I just accidentally did a Toad impression in front of the decorator without even realising. I am going crazy. The chap just stared at me and said 'no wonder that you are splitting up with him if he sounded like that'.

OP posts:
Thumbwitch · 13/10/2014 17:49

Ooo!
Do you mean you accidentally spoke like he would without thinking, and then had to explain; or you said "this is what my H would have said..." so he knew up front that it was Toad, not you?

Twinklestein · 13/10/2014 17:50

Is there any reason why communication is not going entirely through solicitors at this point? Particularly as he's got a non-molestation order...

Karenthetoadslayer · 13/10/2014 18:04

Thumb the latter, phew. I have not yet reached the degree of madness where I would speak like him without realising. Grin I started with, if ... My H would ask ... And then automatically started the impression. Still, omg.

Yes, Twinkle it's too expensive to exchange practical details about the sale of the house via the solicitors.

OP posts:
Twinklestein · 13/10/2014 18:32

I can imagine, particularly with the level of pointless communication from him...

Karenthetoadslayer · 13/10/2014 19:14

Exactly - and having to respond to all of that and having to pay for it.

But it is very exhausting having to write to him, being polite, staying neutral, taking it all seriously.

Once I'm done with this, I can do anything.

He is just trying to beat me down, wear me out.

OP posts:
Karenthetoadslayer · 13/10/2014 20:47

The good thing is that DD is definitely becoming a less fussy eater. She used to hate leek and potato soup and now she loves it. Skintober in full swing here too, WWK.

OP posts:
WellWhoKnew · 13/10/2014 22:31

I got a whole load of vouchers through the post today from Uncle Tesco's and was excited 'bout that. It's not even Skintyuletime either.

Never mind. Does entitle me £2 off a bottle of gin...so it's not all bad!

Karenthetoadslayer · 13/10/2014 22:46

DD was super excited when we got our 'posh' Sainsbury's delivery with £20 off and loads of offers.

Heating not working, unfortunately. I knew it. We'll get some more halogen heaters, they work amazingly well and will hopefully cost a fraction of the central heating.

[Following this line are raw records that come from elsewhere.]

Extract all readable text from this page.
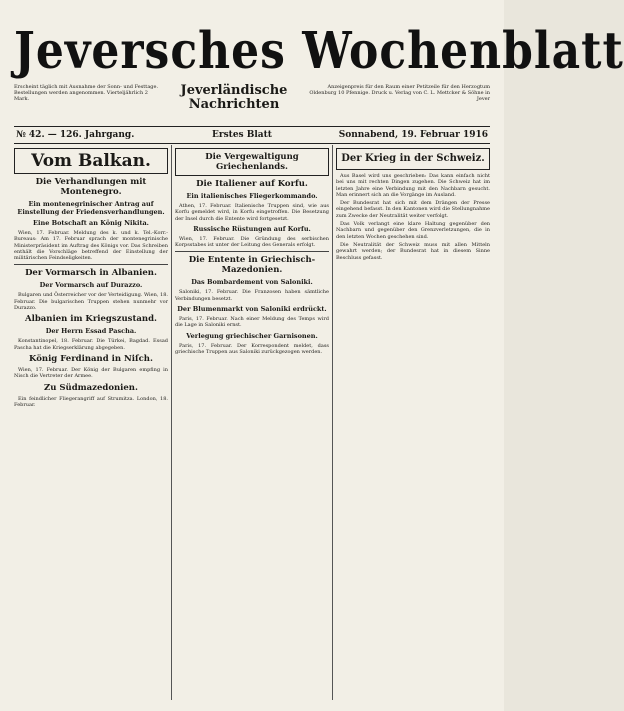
Jeversches Wochenblatt
Erscheint täglich mit Ausnahme der Sonn- und Festtage. Bestellungen werden angenommen. Vierteljährlich 2 Mark.
Jeverländische
Nachrichten
Anzeigenpreis für den Raum einer Petitzeile für den Herzogtum Oldenburg 10 Pfennige. Druck u. Verlag von C. L. Mettcker & Söhne in Jever
№ 42. — 126. Jahrgang.	Erstes Blatt	Sonnabend, 19. Februar 1916
Vom Balkan.
Die Verhandlungen mit Montenegro.
Ein montenegrinischer Antrag auf Einstellung der Friedensverhandlungen.
Eine Botschaft an König Nikita.

Wien, 17. Februar. Meldung des k. und k. Tel.-Korr.-Bureaus: Am 17. Februar sprach der montenegrinische Ministerpräsident im Auftrag des Königs vor. Das Schreiben enthält die Vorschläge betreffend der Einstellung der militärischen Feindseligkeiten.

Der Vormarsch in Albanien.
Der Vormarsch auf Durazzo.

Bulgaren und Österreicher vor der Verteidigung. Wien, 18. Februar. Die bulgarischen Truppen stehen nunmehr vor Durazzo.

Albanien im Kriegszustand.
Der Herrn Essad Pascha.

Konstantinopel, 18. Februar. Die Türkei, Bagdad. Essad Pascha hat die Kriegserklärung abgegeben.

König Ferdinand in Niſch.

Wien, 17. Februar. Der König der Bulgaren empfing in Nisch die Vertreter der Armee.

Zu Südmazedonien.

Ein feindlicher Fliegerangriff auf Strumitza. London, 18. Februar.

Die Vergewaltigung Griechenlands.
Die Italiener auf Korfu.
Ein italienisches Fliegerkommando.

Athen, 17. Februar. Italienische Truppen sind, wie aus Korfu gemeldet wird, in Korfu eingetroffen. Die Besetzung der Insel durch die Entente wird fortgesetzt.

Russische Rüstungen auf Korfu.

Wien, 17. Februar. Die Gründung des serbischen Korpsstabes ist unter der Leitung des Generals erfolgt.

Die Entente in Griechisch-Mazedonien.
Das Bombardement von Saloniki.

Saloniki, 17. Februar. Die Franzosen haben sämtliche Verbindungen besetzt.

Der Blumenmarkt von Saloniki erdrückt.

Paris, 17. Februar. Nach einer Meldung des Temps wird die Lage in Saloniki ernst.

Verlegung griechischer Garnisonen.

Paris, 17. Februar. Der Korrespondent meldet, dass griechische Truppen aus Saloniki zurückgezogen werden.

Der Krieg in der Schweiz.

Aus Basel wird uns geschrieben: Das kann einfach nicht bei uns mit rechten Dingen zugehen. Die Schweiz hat im letzten Jahre eine Verbindung mit den Nachbarn gesucht. Man erinnert sich an die Vorgänge im Ausland.

Der Bundesrat hat sich mit dem Drängen der Presse eingehend befasst. In den Kantonen wird die Stellungnahme zum Zwecke der Neutralität weiter verfolgt.

Das Volk verlangt eine klare Haltung gegenüber den Nachbarn und gegenüber den Grenzverletzungen, die in den letzten Wochen geschehen sind.

Die Neutralität der Schweiz muss mit allen Mitteln gewahrt werden; der Bundesrat hat in diesem Sinne Beschluss gefasst.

We have also swapped clothes around with DD profiteering once again. She is currently wearing my Hush pjs and has already acquired my fleece jumper in lieu of a dressing gown.

We are coping. That's the main thing. And we are having fun.

OP posts:
Thumbwitch · 13/10/2014 23:49

"We are coping. That's the main thing. And we are having fun."

And that's not only fantastic, it just shows that this is absolutely the right thing for all of you - and congratulations on managing to keep having fun in amongst the tribulations that Toad is trying to cause you. x Thanks

Jux · 14/10/2014 19:00

It is amazing the pleasure that can be gained from small things, isn't it KB? There are people, and circumstances which will suck all the joy and fun out of anything, but when those people are not there, or the circumstances change (or both), then the joy in small things resurfaces. Then, then you know that big things are nice but not necessary, and that the small things which matter are enough for a lifetime and that no lifetime will be enough without them.